ERDOGANLe président turc Recep Tayyip Erdogan a réitéré qu’il n’écartait pas le rétablissement de la peine de mort dans son pays après le coup d’Etat manqué à la veille du week-end, dans un entretien diffusé ce lundi sur la chaine américaine CNN.

Interrogé sur l’éventualité d’un rétablissement de la peine de mort pour les auteurs présumés du coup de force, Recep Tayyip Erdogan a déclaré : «Il y a un délit évident de traîtrise». «Mais évidemment, il faudra une décision parlementaire pour que cela prenne effet sous forme d’une mesure constitutionnelle», a-t-il ajouté. «Les dirigeants devront donc se réunir et en discuter. S’ils acceptent d’en débattre, en tant que président, j’approuverai toute décision qui sera prise au Parlement», a-t-il dit.

Ankara avait aboli la peine de mort en 2004 dans le cadre de sa candidature à l’Union européenne.

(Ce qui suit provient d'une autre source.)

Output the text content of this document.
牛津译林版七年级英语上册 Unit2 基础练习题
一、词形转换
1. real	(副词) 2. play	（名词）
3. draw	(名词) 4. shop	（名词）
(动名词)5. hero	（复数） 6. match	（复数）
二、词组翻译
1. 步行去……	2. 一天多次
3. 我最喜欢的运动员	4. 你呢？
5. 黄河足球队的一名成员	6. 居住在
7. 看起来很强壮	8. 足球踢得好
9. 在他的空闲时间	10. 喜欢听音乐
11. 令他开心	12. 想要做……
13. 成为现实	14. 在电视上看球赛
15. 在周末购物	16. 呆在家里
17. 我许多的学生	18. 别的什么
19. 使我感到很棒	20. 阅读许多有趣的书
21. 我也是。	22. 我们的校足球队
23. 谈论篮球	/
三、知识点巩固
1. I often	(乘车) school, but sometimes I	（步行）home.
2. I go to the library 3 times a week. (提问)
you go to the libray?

Une Union européenne qui a réitéré hier ses pressions pour empêcher le rétablissement de la peine capitale. Angela Merkel a ainsi téléphoné ce lundi au président turc pour lui signifier qu’une telle mesure n’était «en aucun cas compatible avec une adhésion à l’UE».

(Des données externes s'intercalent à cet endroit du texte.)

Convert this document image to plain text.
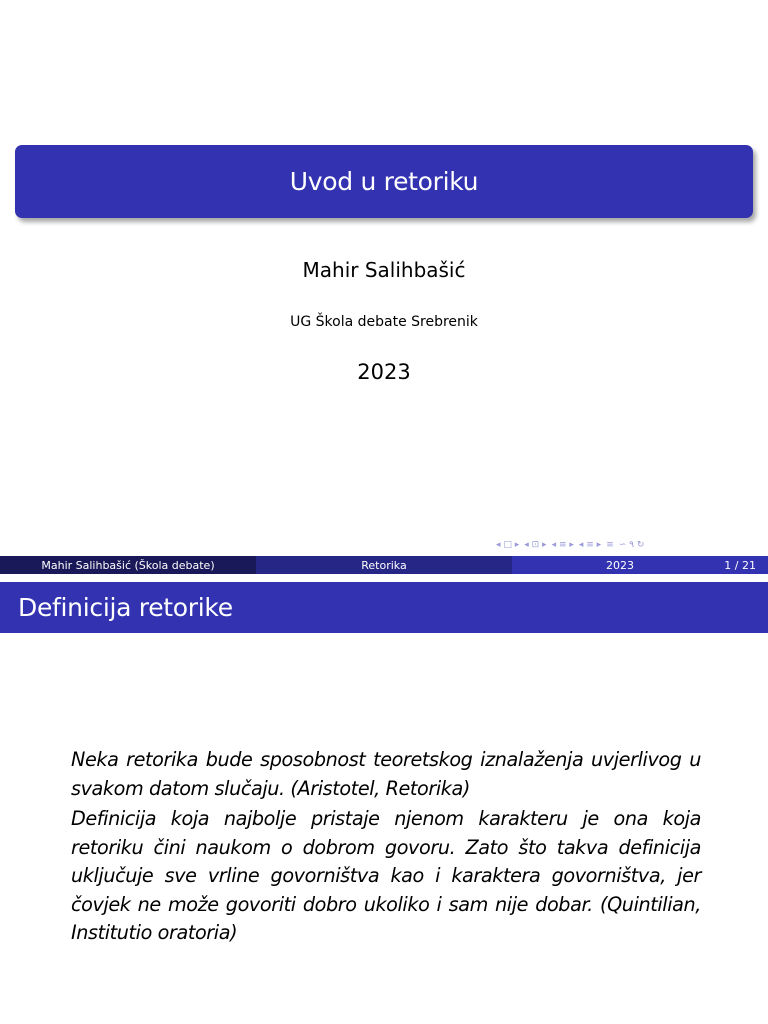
Uvod u retoriku
Mahir Salihbašić
UG Škola debate Srebrenik
2023
◂ □ ▸ ◂ ⊡ ▸ ◂ ≡ ▸ ◂ ≡ ▸ ≡ ∽ ٩ ↻
Mahir Salihbašić (Škola debate)	Retorika	2023	1 / 21
Definicija retorike

Neka retorika bude sposobnost teoretskog iznalaženja uvjerlivog u svakom datom slučaju. (Aristotel, Retorika)

Definicija koja najbolje pristaje njenom karakteru je ona koja retoriku čini naukom o dobrom govoru. Zato što takva definicija uključuje sve vrline govorništva kao i karaktera govorništva, jer čovjek ne može govoriti dobro ukoliko i sam nije dobar. (Quintilian, Institutio oratoria)
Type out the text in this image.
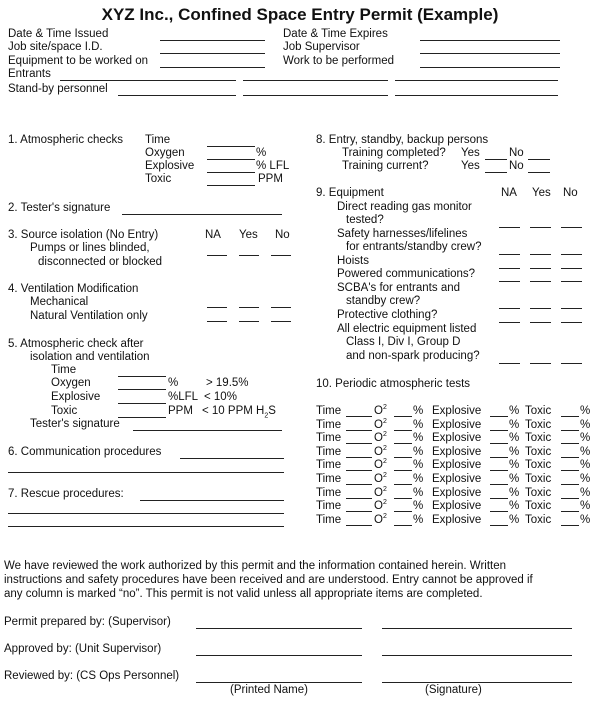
XYZ Inc., Confined Space Entry Permit (Example)
Date & Time Issued	Date & Time Expires
Job site/space I.D.	Job Supervisor
Equipment to be worked on	Work to be performed
Entrants
Stand-by personnel
1. Atmospheric checks Time
Oxygen	%
Explosive	% LFL
Toxic	PPM
2. Tester's signature
3. Source isolation (No Entry)	NA Yes No
Pumps or lines blinded,
disconnected or blocked
4. Ventilation Modification
Mechanical
Natural Ventilation only
5. Atmospheric check after
isolation and ventilation
Time
Oxygen	% > 19.5%
Explosive	%LFL < 10%
Toxic	PPM < 10 PPM $H_2S$
Tester's signature
6. Communication procedures
7. Rescue procedures:
8. Entry, standby, backup persons
Training completed? Yes	No
Training current?	Yes	No
9. Equipment	NA Yes No
Direct reading gas monitor
tested?
Safety harnesses/lifelines
for entrants/standby crew?
Hoists
Powered communications?
SCBA's for entrants and
standby crew?
Protective clothing?
All electric equipment listed
Class I, Div I, Group D
and non-spark producing?
10. Periodic atmospheric tests
Time	$O^2$ % Explosive % Toxic	%
Time	$O^2$ % Explosive % Toxic	%
Time	$O^2$ % Explosive % Toxic	%
Time	$O^2$ % Explosive % Toxic	%
Time	$O^2$ % Explosive % Toxic	%
Time	$O^2$ % Explosive % Toxic	%
Time	$O^2$ % Explosive % Toxic	%
Time	$O^2$ % Explosive % Toxic	%
Time	$O^2$ % Explosive % Toxic	%
We have reviewed the work authorized by this permit and the information contained herein. Written
instructions and safety procedures have been received and are understood. Entry cannot be approved if
any column is marked “no”. This permit is not valid unless all appropriate items are completed.
Permit prepared by: (Supervisor)
Approved by: (Unit Supervisor)
Reviewed by: (CS Ops Personnel)
(Printed Name)	(Signature)
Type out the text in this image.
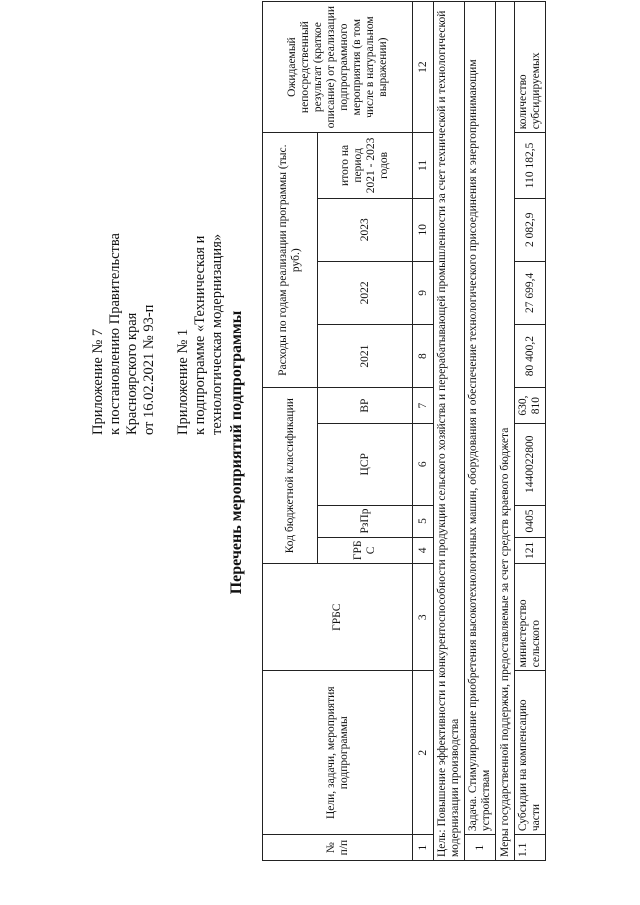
Приложение № 7 к постановлению Правительства Красноярского края от 16.02.2021 № 93-п Приложение № 1 к подпрограмме «Техническая и технологическая модернизация» Перечень мероприятий подпрограммы
№ п/п	Цели, задачи, мероприятия подпрограммы	ГРБС	Код бюджетной классификации				Расходы по годам реализации программы (тыс. руб.)				Ожидаемый непосредственный результат (краткое описание) от реализации подпрограммного мероприятия (в том числе в натуральном выражении)
			ГРБ С	РзПр	ЦСР	ВР	2021	2022	2023	итого на период 2021 - 2023 годов	
1	2	3	4	5	6	7	8	9	10	11	12
Цель: Повышение эффективности и конкурентоспособности продукции сельского хозяйства и перерабатывающей промышленности за счет технической и технологической модернизации производства											
1	Задача. Стимулирование приобретения высокотехнологичных машин, оборудования и обеспечение технологического присоединения к энергопринимающим устройствам										
Меры государственной поддержки, предоставляемые за счет средств краевого бюджета											
1.1	Субсидии на компенсацию части	министерство сельского	121	0405	1440022800	630, 810	80 400,2	27 699,4	2 082,9	110 182,5	количество субсидируемых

 Federica Mogherini, chef de la diplomatie européenne, a aussi averti la Turquie : «Aucun pays ne peut adhérer à l’UE s’il introduit la peine de mort».

Interdit par le Conseil de l’Europe

De son côté, le ministre français des Affaires étrangères, Jean-Marc Ayrault, a affirmé que les Européens «feront tout pour que la peine de mort ne soit pas rétablie». «La Turquie a pris des engagements, elle est signataire de la Convention européenne des droits de l’Homme, elle est membre du Conseil de l’Europe», a rappelé Jean-Marc Ayrault à Bruxelles.

«Aucun Etat membre» du Conseil de l’Europe «ne peut exercer la peine de mort», a d’ailleurs souligné le secrétaire général de cette organisation,Thorbjørn Jagland.

Le pouvoir turc a intensifié ce lundi les purges après le putsch raté commis dans la nuit de vendredi à samedi. Plus de 7500 personnes, y compris de hauts gradés de l’armée, ont été placées en détention et près de 9000 policiers, gendarmes et fonctionnaires ont été limogés.

Gülen n’a pas peur d’être extradé

L’opposant au régime du président turc Recep Tayyip Erdogan, Fethullah Gülen, a assuré lundi depuis sa propriété de Saylorsburg en Pennsylvanie, dans le nord-est des Etats-Unis où il est installé depuis 1999,n’avoir «pas d’inquiétude» quant à son éventuelle extradition, réclamée par les autorités turques qui le considèrent responsable du coup d’Etat manqué de vendredi. Fethullah Gülen a rappelé que le gouvernement avait déjà tenté, en vain, d’obtenir son extradition après l’éclatement du scandale de corruption qui avait secoué la Turquie en 2013 et entraîné la démission de trois ministres.

Les Etats-Unis «sont un Etat de droit», a expliqué l’ancien imam de 75 ans, visiblement très fatigué, lui qui souffre de complications cardio-vasculaires et de diabète. «Le droit est au-dessus de tout ici. Je ne crois pas que ce gouvernement va prêter attention à quelque chose qui n’est pas fondé en droit», a-t-il martelé. Le secrétaire d’Etat américain John Kerry a indiqué lundi qu’une extradition de Fethullah Gülen n’était pas envisageable en l’absence de preuves et qu’il appartenait aux autorités turques d’en fournir.